After getting disgusted with ATI I abandoned them for Nvidia. Now
maybe I
need to figure out how good the support for Intel cards is these days.


Yeah, good luck with that.

But, still, the gentlemen at elrepo could have handled this a little
more
gracefully, methinks. It's a shame they're stuck in the middle here.
They
seem to be basically very good folks.


They handled it as gracefully as it could have been handled, since the
heads-up was posted on the elrepo list quite a while ago. I do think
that if one uses third party packages, one should follow at least the
announcement lists for each such repo.

It seems there should have been some way to cozen yum into sending the
administrator email regarding the process that needs to be taken. Better
yet would be a test for cards gone legacy.

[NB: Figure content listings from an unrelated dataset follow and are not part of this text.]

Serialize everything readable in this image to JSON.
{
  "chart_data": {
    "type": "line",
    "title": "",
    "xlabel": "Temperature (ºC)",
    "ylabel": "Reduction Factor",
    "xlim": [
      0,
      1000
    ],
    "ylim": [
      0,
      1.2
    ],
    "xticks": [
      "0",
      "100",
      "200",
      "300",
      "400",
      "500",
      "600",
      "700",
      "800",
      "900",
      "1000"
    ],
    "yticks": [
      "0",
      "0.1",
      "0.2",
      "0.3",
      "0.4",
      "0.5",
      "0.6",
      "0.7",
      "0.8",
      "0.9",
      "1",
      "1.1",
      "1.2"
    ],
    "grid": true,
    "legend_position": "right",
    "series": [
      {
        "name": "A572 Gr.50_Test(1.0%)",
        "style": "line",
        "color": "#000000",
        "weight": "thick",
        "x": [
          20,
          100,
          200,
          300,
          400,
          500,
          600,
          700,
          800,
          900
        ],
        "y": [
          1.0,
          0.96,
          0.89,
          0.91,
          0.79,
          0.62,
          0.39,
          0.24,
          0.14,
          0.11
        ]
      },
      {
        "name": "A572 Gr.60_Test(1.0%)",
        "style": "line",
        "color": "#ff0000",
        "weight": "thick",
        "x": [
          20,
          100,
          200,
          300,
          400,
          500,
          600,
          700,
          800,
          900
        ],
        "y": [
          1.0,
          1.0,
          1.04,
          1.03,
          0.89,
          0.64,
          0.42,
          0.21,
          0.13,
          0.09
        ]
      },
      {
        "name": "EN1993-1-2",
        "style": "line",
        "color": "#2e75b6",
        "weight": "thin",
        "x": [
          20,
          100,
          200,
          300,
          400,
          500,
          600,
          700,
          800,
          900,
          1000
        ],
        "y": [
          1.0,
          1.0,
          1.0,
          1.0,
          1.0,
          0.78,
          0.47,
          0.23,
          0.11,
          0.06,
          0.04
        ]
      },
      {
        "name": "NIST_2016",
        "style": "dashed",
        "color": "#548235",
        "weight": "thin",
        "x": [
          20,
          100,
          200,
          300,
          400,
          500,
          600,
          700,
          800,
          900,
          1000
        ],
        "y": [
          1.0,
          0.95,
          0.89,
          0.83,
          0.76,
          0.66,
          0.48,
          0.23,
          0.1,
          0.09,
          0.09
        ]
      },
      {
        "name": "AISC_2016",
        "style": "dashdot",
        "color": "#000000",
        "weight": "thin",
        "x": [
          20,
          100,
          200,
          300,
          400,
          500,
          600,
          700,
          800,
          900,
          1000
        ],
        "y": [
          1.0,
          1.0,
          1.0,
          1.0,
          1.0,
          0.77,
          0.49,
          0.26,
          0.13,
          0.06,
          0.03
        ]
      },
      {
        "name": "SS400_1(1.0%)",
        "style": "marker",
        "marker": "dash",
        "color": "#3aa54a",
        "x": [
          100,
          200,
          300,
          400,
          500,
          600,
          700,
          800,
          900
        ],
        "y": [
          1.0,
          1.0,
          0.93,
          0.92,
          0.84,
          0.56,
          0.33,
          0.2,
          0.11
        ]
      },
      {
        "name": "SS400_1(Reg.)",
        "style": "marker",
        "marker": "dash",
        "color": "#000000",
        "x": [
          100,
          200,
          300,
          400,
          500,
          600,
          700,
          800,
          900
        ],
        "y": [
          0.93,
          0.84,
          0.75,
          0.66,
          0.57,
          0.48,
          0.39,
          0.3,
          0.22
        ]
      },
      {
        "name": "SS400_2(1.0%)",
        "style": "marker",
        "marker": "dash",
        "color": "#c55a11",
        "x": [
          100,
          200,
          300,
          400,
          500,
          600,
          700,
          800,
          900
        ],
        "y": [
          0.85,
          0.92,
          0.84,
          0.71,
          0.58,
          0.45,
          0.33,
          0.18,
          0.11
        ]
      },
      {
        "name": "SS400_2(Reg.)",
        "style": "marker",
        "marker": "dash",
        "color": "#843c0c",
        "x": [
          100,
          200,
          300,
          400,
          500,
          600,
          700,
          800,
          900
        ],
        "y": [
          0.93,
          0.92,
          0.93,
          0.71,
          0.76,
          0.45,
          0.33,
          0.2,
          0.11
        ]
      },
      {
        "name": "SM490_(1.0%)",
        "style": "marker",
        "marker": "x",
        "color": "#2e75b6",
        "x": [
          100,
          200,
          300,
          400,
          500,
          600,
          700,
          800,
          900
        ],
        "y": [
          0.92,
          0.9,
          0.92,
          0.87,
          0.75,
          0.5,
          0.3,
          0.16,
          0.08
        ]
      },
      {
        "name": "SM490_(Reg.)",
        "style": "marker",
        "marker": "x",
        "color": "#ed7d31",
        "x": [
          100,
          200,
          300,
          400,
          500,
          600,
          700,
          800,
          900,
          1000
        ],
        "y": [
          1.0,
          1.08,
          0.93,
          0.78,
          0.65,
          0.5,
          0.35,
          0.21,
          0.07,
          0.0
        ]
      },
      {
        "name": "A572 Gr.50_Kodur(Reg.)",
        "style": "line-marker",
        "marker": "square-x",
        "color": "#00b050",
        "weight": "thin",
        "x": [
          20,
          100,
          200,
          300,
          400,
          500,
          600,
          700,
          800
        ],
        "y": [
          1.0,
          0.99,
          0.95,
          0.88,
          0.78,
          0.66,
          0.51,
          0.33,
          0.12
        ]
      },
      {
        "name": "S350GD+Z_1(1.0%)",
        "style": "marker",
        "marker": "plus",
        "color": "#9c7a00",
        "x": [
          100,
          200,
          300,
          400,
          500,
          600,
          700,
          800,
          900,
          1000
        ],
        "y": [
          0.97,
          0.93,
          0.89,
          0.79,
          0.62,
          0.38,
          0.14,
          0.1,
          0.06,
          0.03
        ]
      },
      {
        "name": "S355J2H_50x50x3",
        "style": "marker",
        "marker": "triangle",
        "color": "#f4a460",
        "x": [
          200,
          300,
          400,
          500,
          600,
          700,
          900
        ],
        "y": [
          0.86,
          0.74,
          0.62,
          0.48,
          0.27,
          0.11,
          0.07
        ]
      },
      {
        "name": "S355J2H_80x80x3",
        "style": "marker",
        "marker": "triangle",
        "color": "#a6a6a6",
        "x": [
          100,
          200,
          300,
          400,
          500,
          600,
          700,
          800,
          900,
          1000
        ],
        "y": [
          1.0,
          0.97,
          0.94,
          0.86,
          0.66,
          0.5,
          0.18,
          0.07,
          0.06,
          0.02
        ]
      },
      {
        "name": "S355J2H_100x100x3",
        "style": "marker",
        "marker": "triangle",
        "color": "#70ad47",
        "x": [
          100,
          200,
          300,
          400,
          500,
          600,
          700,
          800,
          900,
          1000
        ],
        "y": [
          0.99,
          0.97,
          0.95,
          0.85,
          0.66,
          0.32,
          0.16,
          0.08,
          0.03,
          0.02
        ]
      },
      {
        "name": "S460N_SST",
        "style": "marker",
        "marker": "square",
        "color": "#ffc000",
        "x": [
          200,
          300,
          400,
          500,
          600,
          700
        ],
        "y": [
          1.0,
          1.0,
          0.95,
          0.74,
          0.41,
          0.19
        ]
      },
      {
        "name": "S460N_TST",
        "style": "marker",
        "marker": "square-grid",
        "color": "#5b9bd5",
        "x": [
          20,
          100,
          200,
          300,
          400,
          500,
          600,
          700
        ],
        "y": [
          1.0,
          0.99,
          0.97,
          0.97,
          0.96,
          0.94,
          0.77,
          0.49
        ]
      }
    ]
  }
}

This could be added to the
install for a 304.65 driver update that is basically the same as 304.64
with the addition of a test program.


Firstly, apologies for reviving an old thread...

We have released a utility called nvidia-detect which will detect supported NVIDIA graphics cards and determine which driver to use. See here:

http://lists.elrepo.org/pipermail/elrepo/2013-February/001652.html

You can install it from the elrepo repository with:

yum install nvidia-detect

In the post processing the test program is run.


It is my intention to call nvidia-detect from the %post install script and echo a warning to the console should one attempt to install/update to a driver version not supported by the detected hardware.

At best that test program should setup a sequence of yum steps to remove
the newly installed 305 drivers and install the 304xx legacy drivers.

Unfortunately due to the way RPM / Yum works, we can't stop you breaking your system but we can warn you that you are about to break it and tell you how to fix it.